Friday, May 7, 2010

Can I Keep Up?

That is the question! I need to get back in the groove of this blog.

Leave me some motivation maybe?

Tuesday, October 27, 2009

SO SORRY!

I haven't updated my blog in so long, goes to show what a full time work schedule and a little extra work on the weekend will do to your free time!

As for the last few months... things have been AMAZING! Sean and I got through our little funk of getting used to living together and our relationship has been better than ever. He's such a sweet and loving guy and I'm seriously the luckiest girl int he world to have him. We both do a good job of cooking at night, I usually cook during the week since Sean works late and then I get treated on the weekends. This past Sunday Sean cooked amazing salmon fillets with rice and green beans. For being two college student we eat pretty well each night ;).

Work is pretty much the same..same people every day and the same little issues that I have to deal with. I can't wait to be done with school so I can do something besides scanning gym cards each week. My mission is to get back to school and really focus so I can finish.

Well, as much as i have to update on, I just can't get my mind to focus on one thing! One of these days hopefully I'll have a new camera so I can post pictures!

Monday, August 10, 2009

SAAALSA!

With each passing day I am surprising myself more and more with my cooking abilities. Okay, sure - salsa involves absolutely no cooking whatsoever but I still am amazed at how good it turned out! Sean's dad John brought us over some tomatoes and peppers, so I threw in an onion as well as a couple cloves of garlic and after a few moments in the cuisinart I had done it!

Fresh salsa with good tortilla chips is by far the best snack on earth!

Wednesday, July 22, 2009

Working Out and Working Girl

SO! FINALLY! I have started my job at the new gym in Omaha. I've been there for about two weeks now and I realized that I will never forget how to enter in codes for different things as well as never forget how good this company has been to me. I must say, that although this gym is much larger, I am bored already. It's just like being at home except the members wear NEBRASKA t-shirts and not SDSU ones. I miss my old managers and my old coworkers but I've started to make a few friends at this new gym. I don't know what to really expect out here since it seems a lot of changes have been going on, but let's hope I can impress them enough like I did at my last club and hopefully finally swing a promotion!

Sean and I are doing well otherwise, last week I was just not feeling that great and I needed an escape and that is what this blog is for. I feel like I can open up my heart to this and not feel guilty for it.

And on a completely unrelated note, I've found out that I love this new beer I've been trying! Unfortunately it is only seasonal and witht he end of summer creeping up on us (Can you believe its almost AUGUST?!?!?) I will have to wait another year to have it again. It's called Skinny Dip and it is brewed by the same people that make Fat Tire! It's lighter like a pale ale and it keeps you cool on hot summer days! I hope you enjoy it if you decide to try it!photo provided by dankit

Sunday, July 12, 2009

My Head is Spinning

I am going through all of these crazy emotions. I miss my family so much and I want to go home, but I know I have to be strong and work through this. I kow that everyday isn't going to be perfect, but when it ends up like this I feel so helpless. I wish I had somewhere to go when I am feeling low and I could be around people I trust and care about but right now I've never felt more alone in my entire life. I sit around in this empty apartment all day long and I don't always feel happy. I wish there was a manual to this whole living on your own thing but I just have to experience it for myself.

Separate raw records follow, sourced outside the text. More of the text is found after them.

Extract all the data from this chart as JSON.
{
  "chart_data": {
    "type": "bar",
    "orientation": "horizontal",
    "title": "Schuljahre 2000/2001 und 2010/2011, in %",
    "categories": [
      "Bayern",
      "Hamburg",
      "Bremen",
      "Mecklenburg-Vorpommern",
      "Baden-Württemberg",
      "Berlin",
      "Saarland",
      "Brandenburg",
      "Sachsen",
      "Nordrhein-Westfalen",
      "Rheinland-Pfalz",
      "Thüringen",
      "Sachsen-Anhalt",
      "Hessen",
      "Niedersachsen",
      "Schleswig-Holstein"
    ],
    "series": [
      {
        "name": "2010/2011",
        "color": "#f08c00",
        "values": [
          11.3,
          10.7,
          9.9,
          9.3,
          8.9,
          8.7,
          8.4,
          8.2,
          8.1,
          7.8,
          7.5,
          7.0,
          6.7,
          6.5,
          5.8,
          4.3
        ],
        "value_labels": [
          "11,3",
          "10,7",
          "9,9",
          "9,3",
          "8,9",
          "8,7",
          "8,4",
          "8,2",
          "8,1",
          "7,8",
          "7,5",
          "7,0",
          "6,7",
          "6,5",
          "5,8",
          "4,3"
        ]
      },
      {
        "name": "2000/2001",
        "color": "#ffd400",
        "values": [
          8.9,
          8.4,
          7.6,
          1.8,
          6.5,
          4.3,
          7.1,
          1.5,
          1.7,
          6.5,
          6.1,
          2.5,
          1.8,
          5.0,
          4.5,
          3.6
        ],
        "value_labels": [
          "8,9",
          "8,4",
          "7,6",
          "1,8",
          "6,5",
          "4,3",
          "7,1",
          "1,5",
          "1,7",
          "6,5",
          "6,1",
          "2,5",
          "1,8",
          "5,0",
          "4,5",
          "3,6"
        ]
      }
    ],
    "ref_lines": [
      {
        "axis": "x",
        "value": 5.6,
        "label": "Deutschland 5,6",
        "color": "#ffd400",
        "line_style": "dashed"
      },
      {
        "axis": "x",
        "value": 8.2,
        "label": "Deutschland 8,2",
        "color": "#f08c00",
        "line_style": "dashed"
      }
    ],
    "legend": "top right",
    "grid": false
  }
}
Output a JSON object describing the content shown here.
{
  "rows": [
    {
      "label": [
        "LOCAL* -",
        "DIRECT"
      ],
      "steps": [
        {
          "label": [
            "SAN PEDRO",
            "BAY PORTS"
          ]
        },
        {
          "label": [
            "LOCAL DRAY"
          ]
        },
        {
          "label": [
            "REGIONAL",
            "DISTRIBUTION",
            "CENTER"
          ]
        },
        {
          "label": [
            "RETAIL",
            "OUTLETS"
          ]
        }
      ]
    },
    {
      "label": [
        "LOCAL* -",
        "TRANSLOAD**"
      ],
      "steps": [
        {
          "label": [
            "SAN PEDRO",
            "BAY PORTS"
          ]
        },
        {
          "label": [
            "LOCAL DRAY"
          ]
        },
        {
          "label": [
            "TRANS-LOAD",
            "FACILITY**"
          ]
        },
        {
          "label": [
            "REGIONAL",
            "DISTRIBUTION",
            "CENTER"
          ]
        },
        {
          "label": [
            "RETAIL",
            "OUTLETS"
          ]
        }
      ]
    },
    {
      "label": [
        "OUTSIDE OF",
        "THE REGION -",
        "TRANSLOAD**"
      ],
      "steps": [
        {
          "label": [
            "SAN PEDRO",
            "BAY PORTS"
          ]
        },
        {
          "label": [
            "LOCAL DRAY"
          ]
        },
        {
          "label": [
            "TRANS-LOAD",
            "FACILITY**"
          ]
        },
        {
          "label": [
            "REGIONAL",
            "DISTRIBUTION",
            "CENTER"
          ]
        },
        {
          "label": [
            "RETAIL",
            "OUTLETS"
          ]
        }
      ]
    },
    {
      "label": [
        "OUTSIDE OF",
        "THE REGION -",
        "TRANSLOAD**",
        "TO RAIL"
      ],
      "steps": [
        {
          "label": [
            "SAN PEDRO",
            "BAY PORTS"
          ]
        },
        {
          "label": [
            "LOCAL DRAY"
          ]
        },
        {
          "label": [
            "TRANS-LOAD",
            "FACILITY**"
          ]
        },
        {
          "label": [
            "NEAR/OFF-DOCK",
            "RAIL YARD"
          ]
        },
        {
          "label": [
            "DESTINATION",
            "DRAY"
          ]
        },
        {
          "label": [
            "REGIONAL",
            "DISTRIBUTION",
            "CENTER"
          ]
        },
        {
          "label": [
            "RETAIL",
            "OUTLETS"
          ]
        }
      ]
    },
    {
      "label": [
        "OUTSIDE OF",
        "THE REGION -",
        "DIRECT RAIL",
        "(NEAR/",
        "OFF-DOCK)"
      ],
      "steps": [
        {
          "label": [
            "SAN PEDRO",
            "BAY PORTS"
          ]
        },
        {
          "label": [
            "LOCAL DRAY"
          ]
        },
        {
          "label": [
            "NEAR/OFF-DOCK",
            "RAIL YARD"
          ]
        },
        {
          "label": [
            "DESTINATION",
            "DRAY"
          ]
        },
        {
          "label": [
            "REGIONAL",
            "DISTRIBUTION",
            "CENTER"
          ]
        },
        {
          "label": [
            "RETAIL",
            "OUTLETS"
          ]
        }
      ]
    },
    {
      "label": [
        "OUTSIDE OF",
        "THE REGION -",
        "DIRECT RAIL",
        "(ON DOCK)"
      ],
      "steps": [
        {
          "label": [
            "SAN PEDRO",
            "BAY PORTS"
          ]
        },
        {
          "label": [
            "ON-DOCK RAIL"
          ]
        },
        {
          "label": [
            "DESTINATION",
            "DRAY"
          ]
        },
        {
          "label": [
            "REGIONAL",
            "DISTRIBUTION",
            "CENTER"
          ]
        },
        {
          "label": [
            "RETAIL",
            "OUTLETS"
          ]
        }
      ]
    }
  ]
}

Where is that pair of red ruby slippers when you need them?

Saturday, July 4, 2009

Tuesday, June 30, 2009

Care Packages

So far I have been blessed with two care packages from San Diego c/o my wonderful and amazing mother. Yesterday I received the second one that literally made my knees buckle and brought tears to my eyes. I am finally starting to realize the gravity of the situation and that it will be a very long time until I see my friends and my family. I do not regret this move whatsoever, I am so happy and feeling so fulfilled and proud of myself for actually following through after years of making less than an ounce of effort to get off my butt and get out.

I am just realizing how special everyone in San Diego is to me and how much I love them. I left in a hurry and most definitely did not tell the majority of people where I was going because I needed this escape. I feel at peace now with everything that has happened with friends and not so great friends in the past few years.

I will be back in California, I will return but for now being in the midwest isn't as bad as everyone thought it was going to be and I am very happy to be with Sean.